Die Ruder-WM in Ottensheim wird im Vorfeld von einem tragischen Todesfall überschattet. Ein 33-jähriger Para-Athlet aus Weißrussland verunglückte beim Training auf der Regattastrecke.

Der Osteuropäer kenterte am Mittwoch in den Mittagsstunden beim Wendepunkt mit seinem Einer. Aus noch ungeklärter Ursache kam die Stabilisationsschwimmervorrichtung des Para-Ruderboots zum Bruch. Vermutlich wurde das Boot dadurch instabil und kippte. Der Ruderer konnte sich aus den Sicherungen am Sitz und an den Füßen selbständig befreien und hielt sich laut Angaben der Feuerwehr Ottensheim, die mit dem Einsatzboot an der Regattastrecke patrouillierten, am Boot fest.

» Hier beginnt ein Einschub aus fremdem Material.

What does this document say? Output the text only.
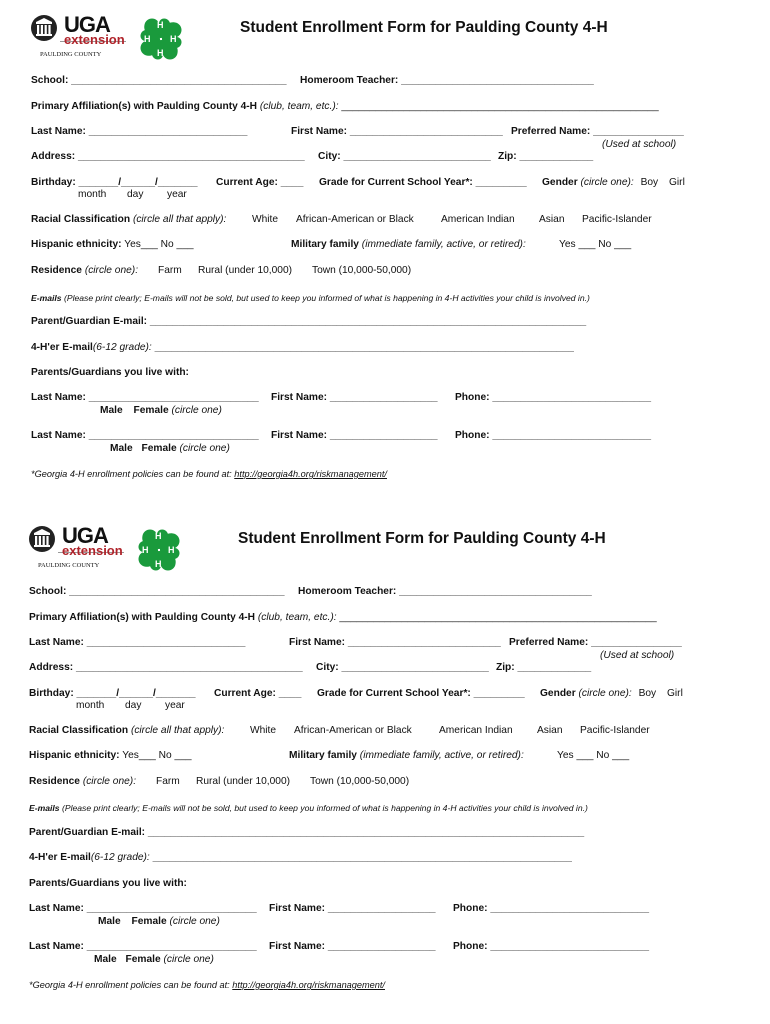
UGA
extension
PAULDING COUNTY
H
H
H
H
Student Enrollment Form for Paulding County 4-H
School: ______________________________________ Homeroom Teacher: __________________________________
Primary Affiliation(s) with Paulding County 4-H (club, team, etc.): ________________________________________________________
Last Name: ____________________________	First Name: ___________________________ Preferred Name: ________________
(Used at school)
Address: ________________________________________ City: __________________________ Zip: _____________
Birthday: _______/______/_______
month day year
Current Age: ____ Grade for Current School Year*: _________ Gender (circle one): Boy Girl
Racial Classification (circle all that apply):	White African-American or Black	American Indian Asian Pacific-Islander
Hispanic ethnicity: Yes___ No ___	Military family (immediate family, active, or retired):	Yes ___ No ___
Residence (circle one): Farm Rural (under 10,000) Town (10,000-50,000)
E-mails (Please print clearly; E-mails will not be sold, but used to keep you informed of what is happening in 4-H activities your child is involved in.)
Parent/Guardian E-mail: _____________________________________________________________________________
4-H'er E-mail(6-12 grade): __________________________________________________________________________
Parents/Guardians you live with:
Last Name: ______________________________ First Name: ___________________ Phone: ____________________________
Male Female (circle one)
Last Name: ______________________________ First Name: ___________________ Phone: ____________________________
Male Female (circle one)
*Georgia 4-H enrollment policies can be found at: http://georgia4h.org/riskmanagement/
UGA
extension
PAULDING COUNTY
H
H
H
H
Student Enrollment Form for Paulding County 4-H
School: ______________________________________ Homeroom Teacher: __________________________________
Primary Affiliation(s) with Paulding County 4-H (club, team, etc.): ________________________________________________________
Last Name: ____________________________	First Name: ___________________________ Preferred Name: ________________
(Used at school)
Address: ________________________________________ City: __________________________ Zip: _____________
Birthday: _______/______/_______
month day year
Current Age: ____ Grade for Current School Year*: _________ Gender (circle one): Boy Girl
Racial Classification (circle all that apply):	White African-American or Black	American Indian Asian Pacific-Islander
Hispanic ethnicity: Yes___ No ___	Military family (immediate family, active, or retired):	Yes ___ No ___
Residence (circle one): Farm Rural (under 10,000) Town (10,000-50,000)
E-mails (Please print clearly; E-mails will not be sold, but used to keep you informed of what is happening in 4-H activities your child is involved in.)
Parent/Guardian E-mail: _____________________________________________________________________________
4-H'er E-mail(6-12 grade): __________________________________________________________________________
Parents/Guardians you live with:
Last Name: ______________________________ First Name: ___________________ Phone: ____________________________
Male Female (circle one)
Last Name: ______________________________ First Name: ___________________ Phone: ____________________________
Male Female (circle one)
*Georgia 4-H enrollment policies can be found at: http://georgia4h.org/riskmanagement/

Die Einsatzkräfte der Feuerwehr Ottensheim begaben sich umgehend mit dem Einsatzboot zum verunglückten Ruderer. Wenige Meter vor Eintreffen ging der 33-Jährige plötzlich unter. Trotz sofortiger Rettungsmaßnahmen konnte der Ruderer im ca. 2,40 Meter tiefen und trüben Wasser nicht mehr gefunden werden. Vom Bezirksfeuerwehrkommando wurde eine sofortige Rettungsaktion mit Unterstützung der örtlichen und umliegenden Feuerwehrtaucher und der Wasserrettung eingeleitet.

Beim Eintreffen der Polizei um 13:30 Uhr trieb das beschädigte Ruderboot noch an der Wasseroberfläche und wurde von der Feuerwehr geborgen. Das Boot wurde von der Polizei sichergestellt. Nach einer umfangreichen Such- und Rettungsaktion konnte der verunglückte Ruderer kurz nach 16 Uhr im Nahbereich der Unglücksstelle von den Feuerwehrtauchern gefunden und geborgen werden. Der Notarzt konnte nur noch den Tod feststellen.